REPUBLIKA.CO.ID, NEW YORK -- Sekretaris Jenderal PBB Antonio Guterres mengatakan di seluruh dunia, para pekerja media mempertaruhkan nyawa mereka untuk memberi berita tentang segala hal mulai dari perang hingga demokrasi.
Hal ini ia sampaikan dalam pernyataan di Hari Kebebasan Pers Sedunia. "Saya terkejut dengan tingginya jumlah jurnalis yang tewas dalam operasi militer Israel di Gaza," kata Guterres dalam pernyataannya, Kamis (2/5/2024).
PBB mengakui, kerja berharga para jurnalis dan profesional media dalam memastikan bahwa masyarakat mendapatkan informasi dan keterlibatan. "Tanpa fakta, kita tidak bisa melawan misinformasi dan disinformasi. Tanpa akuntabilitas, kita tidak akan memiliki kebijakan yang kuat," kata Guterres.
"Tanpa kebebasan pers, kita tidak akan mempunyai kebebasan apa pun. Pers yang bebas bukanlah sebuah pilihan, namun sebuah keharusan," tambahnya. Guterres mengatakan Hari Kebebasan Pers Sedunia sangatlah penting.

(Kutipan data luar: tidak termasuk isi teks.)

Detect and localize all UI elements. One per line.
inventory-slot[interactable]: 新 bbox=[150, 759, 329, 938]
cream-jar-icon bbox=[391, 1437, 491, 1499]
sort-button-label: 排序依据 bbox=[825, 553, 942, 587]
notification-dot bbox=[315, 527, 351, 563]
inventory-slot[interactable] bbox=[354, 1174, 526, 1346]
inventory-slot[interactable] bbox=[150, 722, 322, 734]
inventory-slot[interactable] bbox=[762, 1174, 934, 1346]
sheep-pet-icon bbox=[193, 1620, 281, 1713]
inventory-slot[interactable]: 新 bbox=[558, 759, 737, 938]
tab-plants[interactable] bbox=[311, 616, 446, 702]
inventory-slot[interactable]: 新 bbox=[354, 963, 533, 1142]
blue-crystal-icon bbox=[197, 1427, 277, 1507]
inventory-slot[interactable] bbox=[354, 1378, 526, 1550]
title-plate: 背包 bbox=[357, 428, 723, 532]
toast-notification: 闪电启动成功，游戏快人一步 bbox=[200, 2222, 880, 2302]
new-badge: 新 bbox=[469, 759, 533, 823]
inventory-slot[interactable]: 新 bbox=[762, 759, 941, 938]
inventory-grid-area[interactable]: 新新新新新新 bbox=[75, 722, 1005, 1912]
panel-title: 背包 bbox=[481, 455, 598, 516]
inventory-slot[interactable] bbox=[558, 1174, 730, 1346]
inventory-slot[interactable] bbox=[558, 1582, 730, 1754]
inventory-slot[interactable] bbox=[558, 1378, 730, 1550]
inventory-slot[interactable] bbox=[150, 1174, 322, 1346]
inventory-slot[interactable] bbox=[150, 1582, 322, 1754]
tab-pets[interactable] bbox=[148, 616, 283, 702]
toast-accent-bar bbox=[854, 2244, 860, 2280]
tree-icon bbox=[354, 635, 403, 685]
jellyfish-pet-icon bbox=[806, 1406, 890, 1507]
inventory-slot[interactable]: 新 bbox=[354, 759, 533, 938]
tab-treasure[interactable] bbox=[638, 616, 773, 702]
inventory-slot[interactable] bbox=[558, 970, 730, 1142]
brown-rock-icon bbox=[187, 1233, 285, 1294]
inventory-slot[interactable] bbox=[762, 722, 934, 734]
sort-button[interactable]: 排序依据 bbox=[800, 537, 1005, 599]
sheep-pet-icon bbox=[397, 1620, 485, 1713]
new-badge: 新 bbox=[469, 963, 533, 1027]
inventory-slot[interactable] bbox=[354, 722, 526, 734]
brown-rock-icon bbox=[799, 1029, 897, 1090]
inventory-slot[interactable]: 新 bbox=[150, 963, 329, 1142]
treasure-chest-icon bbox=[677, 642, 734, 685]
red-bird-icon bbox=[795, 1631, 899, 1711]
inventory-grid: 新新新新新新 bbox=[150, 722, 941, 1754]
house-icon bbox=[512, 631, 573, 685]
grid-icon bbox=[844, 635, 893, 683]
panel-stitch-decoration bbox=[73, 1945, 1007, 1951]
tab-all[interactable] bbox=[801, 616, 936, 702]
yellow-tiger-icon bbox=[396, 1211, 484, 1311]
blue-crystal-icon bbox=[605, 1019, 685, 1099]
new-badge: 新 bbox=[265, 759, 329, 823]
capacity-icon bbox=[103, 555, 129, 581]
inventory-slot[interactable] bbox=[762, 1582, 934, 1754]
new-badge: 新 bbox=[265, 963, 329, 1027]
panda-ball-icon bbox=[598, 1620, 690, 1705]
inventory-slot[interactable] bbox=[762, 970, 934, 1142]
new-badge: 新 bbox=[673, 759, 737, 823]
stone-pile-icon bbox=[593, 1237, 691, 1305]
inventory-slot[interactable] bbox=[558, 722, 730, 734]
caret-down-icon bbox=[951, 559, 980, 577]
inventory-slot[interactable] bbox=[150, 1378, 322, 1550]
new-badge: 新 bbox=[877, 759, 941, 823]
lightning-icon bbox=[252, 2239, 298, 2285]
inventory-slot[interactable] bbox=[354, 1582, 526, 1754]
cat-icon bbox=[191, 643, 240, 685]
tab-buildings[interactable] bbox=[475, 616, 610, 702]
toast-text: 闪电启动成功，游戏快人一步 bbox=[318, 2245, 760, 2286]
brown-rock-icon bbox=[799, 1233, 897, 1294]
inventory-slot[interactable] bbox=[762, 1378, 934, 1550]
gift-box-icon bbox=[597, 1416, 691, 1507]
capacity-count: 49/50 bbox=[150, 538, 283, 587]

Oleh karena itu, ia menyerukan pemerintah, sektor swasta, dan masyarakat sipil untuk bergabung bersama PBB dalam menegaskan kembali komitmen untuk menjaga kebebasan pers dan hak-hak jurnalis dan profesional media di seluruh dunia.
Menurut Komite Perlindungan Jurnalis (CPJ) sudah 97 jurnalis dan pekerja media dipastikan tewas dalam perang Israel di Gaza. Sebanyak 92 warga Palestina, dua warga Israel, dan tiga warga Lebanon. Sementara 16 jurnalis dilaporkan terluka, empat wartawan dilaporkan hilang, 25 jurnalis dilaporkan ditangkap.
CPJ mengatakan para wartawan juga mengalami berbagai serangan, ancaman, serangan siber, penyensoran, dan pembunuhan terhadap anggota keluarganya. CPJ kini sedang menyelidiki sejumlah laporan yang belum dikonfirmasi mengenai wartawan lain yang terbunuh, hilang, ditahan, disakiti, atau diancam, serta kerusakan pada kantor media dan rumah wartawan.
"Sejak perang Israel-Gaza dimulai, para jurnalis membayar harga tertinggi - nyawa mereka - untuk membela hak kami atas kebenaran. Setiap kali seorang jurnalis meninggal atau terluka, kita kehilangan sebagian dari kebenaran itu," kata Direktur Program CPJ Carlos Martínez de la Serna di New York.
"Jurnalis adalah warga sipil yang dilindungi oleh hukum humaniter internasional pada masa konflik. Mereka yang bertanggung jawab atas kematian mereka menghadapi dua pengadilan: satu di bawah hukum internasional dan satu lagi di hadapan tatapan tak kenal ampun dari sejarah."